The open arms of Harry Amend

Looking back on life, love and how he handled the Freeman High School shooting

By Jodi Rawson
Reader Contributor

In June 2016, Harry Amend received a call regarding Jim Straw, principal of Freeman High School. Amend was asked to come in and “keep the chair warm” for when Straw could return. Amend committed to stay as long as needed, estimating that might be for the first month of school.

Harry Amend holding Dinah Rawson on her birthday in 2004. Photo by Jodi Rawson.

In December 2016, while Amend was still keeping his chair warm, Straw was diagnosed with Hodgkin’s Lymphoma, beginning chemotherapy treatments.

Amend described Straw as a “five- tool player… like in baseball, he can do anything.” Amend hired Straw back in 1992, his first year as Freeman School District’s superintendent. Freeman staff and community are hopeful that Straw will heal and get strong enough to return full time. In the meantime, Amend is committed to staying where he is needed.

In 1999 Amend retired as the superintendent of Freeman School District with 30 years of service in the public schools of Washington state, but he continued to do what he loved until 2008. He was superintendent of Flathead school District in Kalispell for three years and superintendent of Coeur d’ Alene School District for another six years.

From third grade until Amend was offered a teaching/coaching job at Central Valley High School in 1969, he wanted to be one of two careers, a baseball player or a doctor (like his respected and well loved father). He grew up in a healthy and loving family and has a strong faith.

“God has made all of my major decisions,” said Amend, who believes that his career path has been laid for him and that he is serving exactly where he needs to.

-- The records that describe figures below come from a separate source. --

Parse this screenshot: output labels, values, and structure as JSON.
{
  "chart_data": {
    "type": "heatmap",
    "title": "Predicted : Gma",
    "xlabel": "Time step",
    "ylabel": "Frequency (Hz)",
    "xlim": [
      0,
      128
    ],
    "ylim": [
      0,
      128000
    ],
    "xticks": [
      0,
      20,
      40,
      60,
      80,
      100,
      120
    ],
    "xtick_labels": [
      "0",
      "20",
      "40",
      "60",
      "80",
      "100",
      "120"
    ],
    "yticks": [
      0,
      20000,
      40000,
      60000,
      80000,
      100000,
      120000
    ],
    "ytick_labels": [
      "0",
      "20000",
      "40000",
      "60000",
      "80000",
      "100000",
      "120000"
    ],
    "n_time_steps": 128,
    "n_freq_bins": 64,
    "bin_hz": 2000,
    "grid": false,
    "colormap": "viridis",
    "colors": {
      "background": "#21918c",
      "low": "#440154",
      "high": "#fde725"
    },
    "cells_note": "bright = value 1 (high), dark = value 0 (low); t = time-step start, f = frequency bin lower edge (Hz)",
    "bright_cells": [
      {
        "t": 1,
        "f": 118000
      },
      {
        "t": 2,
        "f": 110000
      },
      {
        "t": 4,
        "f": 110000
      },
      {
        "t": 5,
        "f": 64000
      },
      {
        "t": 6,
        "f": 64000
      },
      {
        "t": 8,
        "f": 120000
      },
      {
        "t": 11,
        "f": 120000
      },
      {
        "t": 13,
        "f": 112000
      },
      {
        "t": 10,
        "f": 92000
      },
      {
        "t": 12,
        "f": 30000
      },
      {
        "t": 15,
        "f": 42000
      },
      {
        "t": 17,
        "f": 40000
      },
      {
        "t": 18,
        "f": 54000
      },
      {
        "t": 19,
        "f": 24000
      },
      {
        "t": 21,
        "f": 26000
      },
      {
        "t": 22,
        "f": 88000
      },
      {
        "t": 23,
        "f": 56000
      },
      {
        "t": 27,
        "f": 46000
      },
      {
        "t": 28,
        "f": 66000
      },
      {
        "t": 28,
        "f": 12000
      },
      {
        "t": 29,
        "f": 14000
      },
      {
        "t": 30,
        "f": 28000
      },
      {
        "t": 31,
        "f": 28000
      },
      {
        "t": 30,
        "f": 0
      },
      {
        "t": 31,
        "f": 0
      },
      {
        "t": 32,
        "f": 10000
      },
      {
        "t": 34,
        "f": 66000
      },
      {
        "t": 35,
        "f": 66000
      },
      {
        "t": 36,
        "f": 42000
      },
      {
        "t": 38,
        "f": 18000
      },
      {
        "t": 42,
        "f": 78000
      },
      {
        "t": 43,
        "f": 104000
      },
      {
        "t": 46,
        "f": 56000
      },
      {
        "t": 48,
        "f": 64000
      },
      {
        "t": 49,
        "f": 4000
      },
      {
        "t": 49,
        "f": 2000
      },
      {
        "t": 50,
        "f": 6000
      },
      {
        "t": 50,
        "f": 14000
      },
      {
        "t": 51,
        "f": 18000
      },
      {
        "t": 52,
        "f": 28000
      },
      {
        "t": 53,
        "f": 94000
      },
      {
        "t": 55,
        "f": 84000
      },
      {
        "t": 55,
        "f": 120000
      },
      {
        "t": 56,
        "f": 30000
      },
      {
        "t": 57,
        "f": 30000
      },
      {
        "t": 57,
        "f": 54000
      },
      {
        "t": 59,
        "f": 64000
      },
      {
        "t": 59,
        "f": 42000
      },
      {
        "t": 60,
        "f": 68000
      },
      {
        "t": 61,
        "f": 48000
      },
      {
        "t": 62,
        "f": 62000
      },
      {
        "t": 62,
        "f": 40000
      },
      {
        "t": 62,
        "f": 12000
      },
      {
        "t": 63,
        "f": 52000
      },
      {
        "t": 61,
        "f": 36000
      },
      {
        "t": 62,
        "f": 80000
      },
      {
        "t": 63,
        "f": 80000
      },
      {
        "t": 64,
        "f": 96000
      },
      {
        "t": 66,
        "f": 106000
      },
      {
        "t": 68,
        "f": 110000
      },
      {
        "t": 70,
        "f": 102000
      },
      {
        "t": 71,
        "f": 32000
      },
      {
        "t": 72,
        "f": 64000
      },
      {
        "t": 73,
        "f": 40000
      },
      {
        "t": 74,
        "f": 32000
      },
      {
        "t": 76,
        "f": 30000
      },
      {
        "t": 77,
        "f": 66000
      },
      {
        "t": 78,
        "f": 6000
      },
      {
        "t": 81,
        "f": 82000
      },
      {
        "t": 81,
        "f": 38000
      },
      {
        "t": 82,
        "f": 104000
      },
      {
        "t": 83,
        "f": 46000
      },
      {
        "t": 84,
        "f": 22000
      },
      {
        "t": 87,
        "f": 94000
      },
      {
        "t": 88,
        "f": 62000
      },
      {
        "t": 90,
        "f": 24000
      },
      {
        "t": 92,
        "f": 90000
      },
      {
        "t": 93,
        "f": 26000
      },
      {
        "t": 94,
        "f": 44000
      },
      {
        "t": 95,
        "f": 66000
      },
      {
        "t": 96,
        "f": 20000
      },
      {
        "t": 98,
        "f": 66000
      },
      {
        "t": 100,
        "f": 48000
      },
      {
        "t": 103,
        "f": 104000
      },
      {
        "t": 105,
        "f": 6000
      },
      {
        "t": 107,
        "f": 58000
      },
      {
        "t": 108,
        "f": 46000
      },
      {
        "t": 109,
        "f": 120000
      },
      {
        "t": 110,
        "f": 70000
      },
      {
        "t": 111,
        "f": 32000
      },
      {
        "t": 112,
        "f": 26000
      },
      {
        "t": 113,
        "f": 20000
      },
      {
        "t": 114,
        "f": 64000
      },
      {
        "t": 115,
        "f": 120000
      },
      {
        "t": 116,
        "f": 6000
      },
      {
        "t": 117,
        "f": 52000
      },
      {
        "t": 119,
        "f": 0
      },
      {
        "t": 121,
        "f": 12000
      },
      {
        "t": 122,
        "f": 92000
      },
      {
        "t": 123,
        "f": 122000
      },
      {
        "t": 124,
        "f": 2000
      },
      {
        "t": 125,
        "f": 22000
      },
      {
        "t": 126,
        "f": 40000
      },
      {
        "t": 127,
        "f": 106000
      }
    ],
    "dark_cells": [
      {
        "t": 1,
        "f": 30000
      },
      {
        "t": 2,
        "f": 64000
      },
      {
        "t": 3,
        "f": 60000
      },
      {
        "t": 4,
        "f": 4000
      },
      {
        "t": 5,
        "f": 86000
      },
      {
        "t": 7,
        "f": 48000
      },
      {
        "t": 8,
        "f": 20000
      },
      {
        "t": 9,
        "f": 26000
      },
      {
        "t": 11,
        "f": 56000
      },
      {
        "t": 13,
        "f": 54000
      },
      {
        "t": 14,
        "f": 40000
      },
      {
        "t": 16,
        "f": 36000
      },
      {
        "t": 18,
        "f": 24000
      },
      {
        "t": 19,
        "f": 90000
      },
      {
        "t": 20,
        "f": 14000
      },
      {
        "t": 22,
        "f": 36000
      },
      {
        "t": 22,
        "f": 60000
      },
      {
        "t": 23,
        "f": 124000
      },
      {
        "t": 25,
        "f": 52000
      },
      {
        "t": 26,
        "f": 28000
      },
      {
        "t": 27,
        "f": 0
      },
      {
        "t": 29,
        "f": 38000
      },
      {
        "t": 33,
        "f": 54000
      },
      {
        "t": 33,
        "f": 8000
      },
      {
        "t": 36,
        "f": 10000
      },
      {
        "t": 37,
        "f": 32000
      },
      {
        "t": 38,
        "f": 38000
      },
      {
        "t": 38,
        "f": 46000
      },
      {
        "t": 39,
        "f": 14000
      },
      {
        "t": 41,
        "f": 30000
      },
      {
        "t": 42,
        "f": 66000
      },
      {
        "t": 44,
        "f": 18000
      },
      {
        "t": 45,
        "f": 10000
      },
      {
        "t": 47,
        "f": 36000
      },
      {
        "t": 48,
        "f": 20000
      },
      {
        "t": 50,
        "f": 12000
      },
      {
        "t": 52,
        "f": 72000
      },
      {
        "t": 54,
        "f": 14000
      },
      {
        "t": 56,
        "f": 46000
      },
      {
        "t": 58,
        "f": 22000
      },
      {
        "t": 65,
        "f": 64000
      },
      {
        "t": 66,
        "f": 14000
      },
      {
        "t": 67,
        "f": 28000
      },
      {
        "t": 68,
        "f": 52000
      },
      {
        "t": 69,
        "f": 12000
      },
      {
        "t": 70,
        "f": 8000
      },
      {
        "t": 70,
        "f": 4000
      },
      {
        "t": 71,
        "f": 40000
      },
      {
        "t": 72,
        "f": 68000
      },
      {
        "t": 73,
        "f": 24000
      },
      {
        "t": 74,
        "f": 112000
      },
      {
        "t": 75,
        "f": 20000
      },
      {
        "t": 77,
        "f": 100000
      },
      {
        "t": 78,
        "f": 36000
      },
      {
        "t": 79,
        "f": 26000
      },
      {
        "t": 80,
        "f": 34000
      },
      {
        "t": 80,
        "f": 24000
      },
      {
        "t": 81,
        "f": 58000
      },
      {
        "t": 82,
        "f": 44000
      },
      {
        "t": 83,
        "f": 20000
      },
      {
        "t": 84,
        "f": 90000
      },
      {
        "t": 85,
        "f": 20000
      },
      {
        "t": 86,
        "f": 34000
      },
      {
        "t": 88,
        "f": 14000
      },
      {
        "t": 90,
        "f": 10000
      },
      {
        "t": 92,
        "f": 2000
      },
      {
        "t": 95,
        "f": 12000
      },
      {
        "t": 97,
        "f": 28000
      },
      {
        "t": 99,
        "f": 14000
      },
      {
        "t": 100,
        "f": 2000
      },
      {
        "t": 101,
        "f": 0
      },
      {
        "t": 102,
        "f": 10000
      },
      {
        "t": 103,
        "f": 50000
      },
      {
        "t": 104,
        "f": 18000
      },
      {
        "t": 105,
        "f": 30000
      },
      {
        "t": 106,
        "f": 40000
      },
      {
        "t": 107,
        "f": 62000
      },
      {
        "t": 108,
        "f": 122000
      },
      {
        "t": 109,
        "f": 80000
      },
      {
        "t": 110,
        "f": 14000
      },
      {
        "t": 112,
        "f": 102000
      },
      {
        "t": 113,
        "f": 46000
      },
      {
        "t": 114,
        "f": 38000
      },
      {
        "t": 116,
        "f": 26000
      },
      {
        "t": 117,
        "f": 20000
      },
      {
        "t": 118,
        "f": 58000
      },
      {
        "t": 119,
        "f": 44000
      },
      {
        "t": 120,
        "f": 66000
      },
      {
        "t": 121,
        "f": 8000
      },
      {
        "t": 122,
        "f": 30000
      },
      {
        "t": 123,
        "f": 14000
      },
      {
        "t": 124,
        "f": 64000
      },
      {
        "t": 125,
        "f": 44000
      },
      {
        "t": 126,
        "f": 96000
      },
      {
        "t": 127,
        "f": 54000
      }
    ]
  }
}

On Sept. 13, 2017, Freeman High School was rocked by a traumatic mass shooting.

“I was angry that the shooting happened, period,” said Amend. “That something like this could happen at Freeman, the loss of innocence… But then I quickly was called to action with a resolve to minister to the students, staff and Freeman community in any way that I could as their acting principal.”

Amend has always done all that he could. He offers an analogy of saving just one (“the starfish thrower”), and that his life is filled with purpose, “I have a job where I turn the key in my ignition, and I know that I am on my way to make a difference.”

My dad is one of several students who has grown up to hold on to Amend as a lifetime mentor. As a baseball coach, Amend was a shoe-in mentor for my dad in the early ‘70s, but he offered much more. Love bubbles out of Amend naturally, a stark contrast to the abusive/neglectful step-father that my dad grew up with. “I honestly don’t know where I would have ended up without a role model like Harry,” said my dad.

While Amend was working as Superintendent of the Flathead School District, he got a call from my dad, imploring him to mentor his wayward, college-dropout daughter. Amend and his wife opened their home to me, told me I could live with them as long as I needed, took me to dinner, offered me the keys to their car to get a job in Kalispell, and when I failed and got anxious and itchy feet a month later, I wasn’t shamed.

Amend says he believes in leading with “mercy and grace, rather than judgment,” and from my perspective, he has been very successful. I will always remember the hug Harry gave me when I felt like the whole world had rejected me. I just fell into his open arms and balled my eyes out.

Aside from his teaching, counseling and administrative career with the kids that need him most in the public schools, he was also on the board of directors to build the Kroc center in Coeur d’ Alene, he has consulted in leadership and team building with businesses, and he was a scout for the Philadelphia Phillies for 20 years. He is a devoted father and grandfather (Amend’s oldest grandchild is a student at Freeman High School.)

Amend has been told, as a result of the Freeman tragedy, that you never get over it. He has talked to Columbine survivors, who still cry when they speak of the shooting almost 20 years later. Many people have sought professional grief counseling, which has been donated extensively to the community of Freeman.

Amend’s schedule is busier than ever with the most challenging school year of his 40-plus year career. He is working full time with no real end in sight. Straw is still healing. Freeman is raw with wounds and only beginning to heal.

“During tough times people need to stick together. We need to look out for those who are hurting,” says Amend, and this morality fuels him, from retirement to Freeman.